Rostock: Totenscheine sind zumeist fehlerhaft

Rostock – Bei fast allen untersuchten Todesbescheinigungen aus Rostock und Umgebung sind in einer Studie des Instituts für Rechtsmedizin der Universität Rostock Mängel festgestellt worden. Von 10.000 untersuchten Bescheinigungen aus dem Einzugsbereich des Rostocker Krematoriums seien lediglich 223 fehlerfrei gewesen, teilte die Universität heute mit. Ausgewertet wurden den Angaben zufolge zwischen August 2012 und Mai 2015 ausgestellte Dokumente.
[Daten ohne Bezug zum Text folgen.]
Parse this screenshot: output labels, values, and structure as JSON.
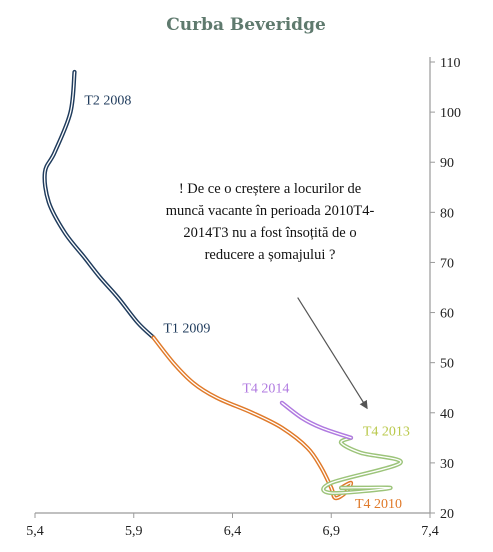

„Mit dieser Größenordnung haben wir zu Beginn der Studie nicht gerechnet“, sagte Rechtsmediziner Fred Zack. Insgesamt seien 3.116 schwere und 35.736 leichte Fehler festgestellt worden. Mehr als ein Viertel aller Scheine habe mindestens einen schwerwiegenden Fehler aufgewiesen. Spitzenreiter seien nicht mögliche Kausalketten bei der Todesursache, gefolgt von fehlender Erreichbarkeit des Arztes, der die Leichenschau durchgeführt hat, und dem fehlenden Vermerk über sichere Todeszeichen. Mehr als die Hälfte aller Ärzte leistete sich demnach mindestens vier leichte Fehler pro Schein.
44 Mal fehlerhaft natürlicher Tod bescheinigt
Dem Totenschein kommt laut Institut eine hohe Bedeutung zu, denn nur Tote, deren Sterbeursache und Identität bekannt ist, können ohne Ermittlungen bestattet werden. In allen anderen Fällen trete die Polizei auf den Plan. Der Studie zufolge wurde in 48 Fällen unnötigerweise die Polizei informiert, in 44 Fällen dagegen fehlerhaft ein natürlicher Tod bescheinigt, was bei einer zweiten Leichenschau vor der Verbrennung auffiel.
„Die Praxis der ärztlichen Leichenschau in Deutschland ist bekanntermaßen schlecht und bereits vielfach von unserer Fachgesellschaft kritisiert worden“, sagte Zack. Hauptgrund sei die Art und Weise, wie die Leichenschau hierzulande organisiert sei. „Es sind keine Spezialisten am Werk. Wenn ein niedergelassener Arzt beispielsweise zweimal im Jahr zu einer Leichenschau gerufen wird, stellt sich bei ihm kaum eine Routine ein“, erklärte Zack.
Änderungen seien nicht in Sicht, weil jedes Bundesland eigene Bestattungsgesetze und Todesbescheinigungen habe. Weitere Gründe seien die Unbeliebtheit der Aufgabe bei vielen Ärzten und zahlreiche zu beachtende Bestimmungen, die die Arbeit verkomplizierten. Die Autoren der Studie plädieren deshalb für eine bundeseinheitliche Bescheinigung. Leichenschauen sollten von Spezialisten durchgeführt werden. „Zudem müssten mehr Sektionen erfolgen, denn die Leichenschaudiagnosen werden in etwa 50 Prozent aller Fälle nach einer Sektion korrigiert“, sagte Zack.
Die Deutsche Stiftung Patientenschutz bezeichnete die Studie als „einen Weckruf für Bund und Länder“. Mit nachlässigen Leichenschauen werde es nicht gelingen, Behandlungsfehler, Körperverletzungen und Tötungen aufzudecken, sagte Vorstand Eugen Brysch mit Blick auch auf die Mordserie des Krankenpflegers Niels H. in Niedersachsen.
Brysch appellierte an die Justiz- und Gesundheitsminister von Bund und Ländern, in allen 2.000 Krankenhäusern und 13.000 Pflegeheimen amtsärztliche Leichenschauen gesetzlich vorzuschreiben. „Wenn heute nur bei maximal drei Prozent der Verstorbenen die Totenbescheinigung durch eine amtliche Leichenschau überprüft wird, kann nicht von Patientenschutz geredet werden.“ Bisher seien von Seiten des Bundes und der Länder nur unverbindliche Allgemeinplätze zu hören.
Einige Bundesländer wie Bremen und Hamburg haben die Regeln bereits intensiviert. Bremen verkündete heute erste Zahlen. Mehr Leichenschauen hatte gestern auch der Marburger Bund gefordert.